Campaign owner Tenesha Irvin crowdfunded materials and volunteers for her New Chattanooga Community Expo in Avondale scheduled to take place June 6, 2015 at the Avondale Youth and Family Development Center.  She knew that she wanted to bring information and resources to her community in order to forge connections between Avondale and the rest of the community.  “I just wanted to be that bridge for people who didn’t have that transportation to explore the city and bring those experiences to them.”  

While Tenesha understood what kind of impact she wanted to have on the city, she was unsure about how to structure the event, prepare a budget, and pitch specific needs to community leaders and investors.  “Those questions on the Causeway campaign application helped—‘What’s currently being done? What are you doing that’s different? What does your timeline look like?’ The application broke down my idea into more manageable pieces.”  

And as she prepared her application, she felt more confident publicizing her event. “I realized I could break my event into four zones: education, career-readiness, income, and health.  And I didn’t have to build each zone on my own.  I could put other organizations in charge of that.  I didn’t have to reinvent the wheel.  I can just provide that platform.”  

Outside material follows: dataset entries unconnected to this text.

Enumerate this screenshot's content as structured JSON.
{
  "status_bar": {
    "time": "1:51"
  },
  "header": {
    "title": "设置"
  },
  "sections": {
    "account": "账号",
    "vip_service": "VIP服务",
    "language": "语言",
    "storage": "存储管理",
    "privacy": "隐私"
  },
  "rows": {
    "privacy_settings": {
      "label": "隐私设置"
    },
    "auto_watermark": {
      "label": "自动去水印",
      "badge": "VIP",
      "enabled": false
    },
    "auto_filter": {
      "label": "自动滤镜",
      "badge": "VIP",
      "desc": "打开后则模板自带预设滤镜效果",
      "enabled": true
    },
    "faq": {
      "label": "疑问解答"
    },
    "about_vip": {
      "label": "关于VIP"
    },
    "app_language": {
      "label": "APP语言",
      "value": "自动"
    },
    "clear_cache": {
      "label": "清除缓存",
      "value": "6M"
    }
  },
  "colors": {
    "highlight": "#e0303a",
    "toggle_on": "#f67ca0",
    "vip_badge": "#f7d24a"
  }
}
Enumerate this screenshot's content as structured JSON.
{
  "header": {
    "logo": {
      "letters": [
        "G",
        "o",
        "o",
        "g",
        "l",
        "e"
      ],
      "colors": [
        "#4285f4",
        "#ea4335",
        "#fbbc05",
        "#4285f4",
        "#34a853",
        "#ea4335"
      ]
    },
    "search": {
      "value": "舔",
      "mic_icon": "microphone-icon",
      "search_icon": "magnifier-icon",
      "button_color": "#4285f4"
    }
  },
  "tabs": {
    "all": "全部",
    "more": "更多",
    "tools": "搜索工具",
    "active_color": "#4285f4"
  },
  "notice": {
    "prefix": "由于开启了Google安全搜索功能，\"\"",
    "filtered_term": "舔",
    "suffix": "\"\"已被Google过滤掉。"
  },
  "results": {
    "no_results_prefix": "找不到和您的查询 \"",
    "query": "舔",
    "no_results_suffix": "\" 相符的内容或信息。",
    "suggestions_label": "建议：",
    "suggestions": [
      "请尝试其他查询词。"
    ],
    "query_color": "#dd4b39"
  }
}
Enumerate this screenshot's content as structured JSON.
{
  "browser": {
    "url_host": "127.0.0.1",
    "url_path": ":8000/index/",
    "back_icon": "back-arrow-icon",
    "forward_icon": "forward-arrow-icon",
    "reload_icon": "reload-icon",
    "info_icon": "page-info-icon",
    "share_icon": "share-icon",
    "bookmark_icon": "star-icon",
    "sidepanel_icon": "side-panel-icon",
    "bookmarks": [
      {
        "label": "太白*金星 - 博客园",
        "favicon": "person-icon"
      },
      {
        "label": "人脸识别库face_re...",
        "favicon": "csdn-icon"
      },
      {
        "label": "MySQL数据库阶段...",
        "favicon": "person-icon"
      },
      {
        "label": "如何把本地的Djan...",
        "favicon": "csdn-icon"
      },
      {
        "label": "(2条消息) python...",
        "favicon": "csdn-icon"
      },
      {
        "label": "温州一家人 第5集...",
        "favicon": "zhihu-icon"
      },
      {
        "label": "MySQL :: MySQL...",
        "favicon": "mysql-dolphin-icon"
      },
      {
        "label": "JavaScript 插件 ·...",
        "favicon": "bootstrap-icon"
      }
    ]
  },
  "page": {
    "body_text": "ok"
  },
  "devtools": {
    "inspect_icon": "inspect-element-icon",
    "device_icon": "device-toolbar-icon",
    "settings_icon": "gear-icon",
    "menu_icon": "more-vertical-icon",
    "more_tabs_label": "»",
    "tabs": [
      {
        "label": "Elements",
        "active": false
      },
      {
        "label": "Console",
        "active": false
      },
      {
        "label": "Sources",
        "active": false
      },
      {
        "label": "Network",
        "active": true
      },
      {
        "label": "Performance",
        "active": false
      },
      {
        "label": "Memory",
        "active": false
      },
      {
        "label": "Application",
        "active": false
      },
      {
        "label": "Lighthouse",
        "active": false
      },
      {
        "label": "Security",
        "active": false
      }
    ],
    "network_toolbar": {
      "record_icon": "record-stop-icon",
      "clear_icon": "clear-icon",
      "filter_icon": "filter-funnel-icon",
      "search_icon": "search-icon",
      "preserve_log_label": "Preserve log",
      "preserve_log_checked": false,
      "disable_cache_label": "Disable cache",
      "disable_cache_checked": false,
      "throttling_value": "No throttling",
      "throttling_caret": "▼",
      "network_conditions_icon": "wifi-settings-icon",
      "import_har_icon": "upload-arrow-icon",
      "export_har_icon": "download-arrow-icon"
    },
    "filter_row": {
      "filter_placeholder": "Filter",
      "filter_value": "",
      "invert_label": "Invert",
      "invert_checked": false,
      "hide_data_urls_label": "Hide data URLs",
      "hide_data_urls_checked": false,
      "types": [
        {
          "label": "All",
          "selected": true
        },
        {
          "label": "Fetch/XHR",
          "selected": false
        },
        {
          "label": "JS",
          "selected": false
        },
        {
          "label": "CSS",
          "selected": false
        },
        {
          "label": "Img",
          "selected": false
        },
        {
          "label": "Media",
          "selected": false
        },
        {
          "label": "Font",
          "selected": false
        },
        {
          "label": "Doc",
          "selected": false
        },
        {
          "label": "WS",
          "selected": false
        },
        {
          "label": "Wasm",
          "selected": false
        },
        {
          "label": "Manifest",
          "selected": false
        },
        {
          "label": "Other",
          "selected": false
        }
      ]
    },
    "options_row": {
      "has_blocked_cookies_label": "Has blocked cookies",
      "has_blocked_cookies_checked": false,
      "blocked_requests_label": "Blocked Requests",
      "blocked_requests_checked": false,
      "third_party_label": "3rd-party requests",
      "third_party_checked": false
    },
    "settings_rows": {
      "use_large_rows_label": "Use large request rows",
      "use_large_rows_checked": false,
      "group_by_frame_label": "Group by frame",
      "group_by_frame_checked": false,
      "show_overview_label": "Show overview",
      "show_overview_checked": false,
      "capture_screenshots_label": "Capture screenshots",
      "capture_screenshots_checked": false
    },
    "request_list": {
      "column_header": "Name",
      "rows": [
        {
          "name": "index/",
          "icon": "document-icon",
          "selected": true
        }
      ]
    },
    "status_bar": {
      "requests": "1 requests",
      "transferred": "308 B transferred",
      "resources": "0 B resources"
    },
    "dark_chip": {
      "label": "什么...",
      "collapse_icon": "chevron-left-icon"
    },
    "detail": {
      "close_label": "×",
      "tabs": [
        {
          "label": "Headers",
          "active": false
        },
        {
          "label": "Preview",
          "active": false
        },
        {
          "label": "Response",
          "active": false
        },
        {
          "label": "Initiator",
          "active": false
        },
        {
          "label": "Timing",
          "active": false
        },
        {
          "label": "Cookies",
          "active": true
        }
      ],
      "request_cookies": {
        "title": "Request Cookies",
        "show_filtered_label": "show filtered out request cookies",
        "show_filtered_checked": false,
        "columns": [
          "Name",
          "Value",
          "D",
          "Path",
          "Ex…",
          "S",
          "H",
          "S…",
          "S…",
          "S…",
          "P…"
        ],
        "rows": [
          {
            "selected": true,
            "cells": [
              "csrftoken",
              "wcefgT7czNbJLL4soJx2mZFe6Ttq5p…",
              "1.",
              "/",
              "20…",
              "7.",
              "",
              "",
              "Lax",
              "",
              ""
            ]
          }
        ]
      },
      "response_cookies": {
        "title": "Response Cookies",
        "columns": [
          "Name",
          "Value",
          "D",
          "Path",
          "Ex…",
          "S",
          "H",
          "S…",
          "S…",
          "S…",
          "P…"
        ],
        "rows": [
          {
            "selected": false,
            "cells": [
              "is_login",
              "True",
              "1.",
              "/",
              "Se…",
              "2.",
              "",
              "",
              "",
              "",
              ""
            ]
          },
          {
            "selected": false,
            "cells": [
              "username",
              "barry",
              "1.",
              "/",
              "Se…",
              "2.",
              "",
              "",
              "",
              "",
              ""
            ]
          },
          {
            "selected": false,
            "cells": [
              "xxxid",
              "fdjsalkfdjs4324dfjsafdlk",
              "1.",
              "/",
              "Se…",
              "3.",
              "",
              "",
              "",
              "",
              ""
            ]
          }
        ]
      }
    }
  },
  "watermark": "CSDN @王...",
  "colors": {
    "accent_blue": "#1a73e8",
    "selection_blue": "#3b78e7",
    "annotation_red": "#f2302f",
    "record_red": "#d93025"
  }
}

Tenesha possessed the tenacity to both publicize the event and the tap into her wide networks to make the event free to the public.  Her pitch to financial backers across the city was straightforward: “When one area of Chattanooga is dealing with crime and limited opportunities, that affects everybody.  So let’s all pitch in and help with this one neighborhood,” she said.  To her own Avondale community, she said, “I know there are a lot of great people in this community and I want to provide you all a day where you come and rediscover Chattanooga.”  

Instead of feeling paralyzed by her own doubts, she confronted them.  “My biggest fear was having [the campaign online] and not seeing anyone contribute to my campaign.  When you take that risk, putting yourself really out there, what if it flops, then what? To address that, I kept telling everybody that I knew about it.  And fact that the event was free put people’s guards down.”  

She reminded herself that the reason for the event was to celebrate that “we’re all humans, no one is better than anyone else.  These organizations are excited to be a part of communities they aren’t normally a part of. It’s going to be an interesting, diverse experience for everybody.”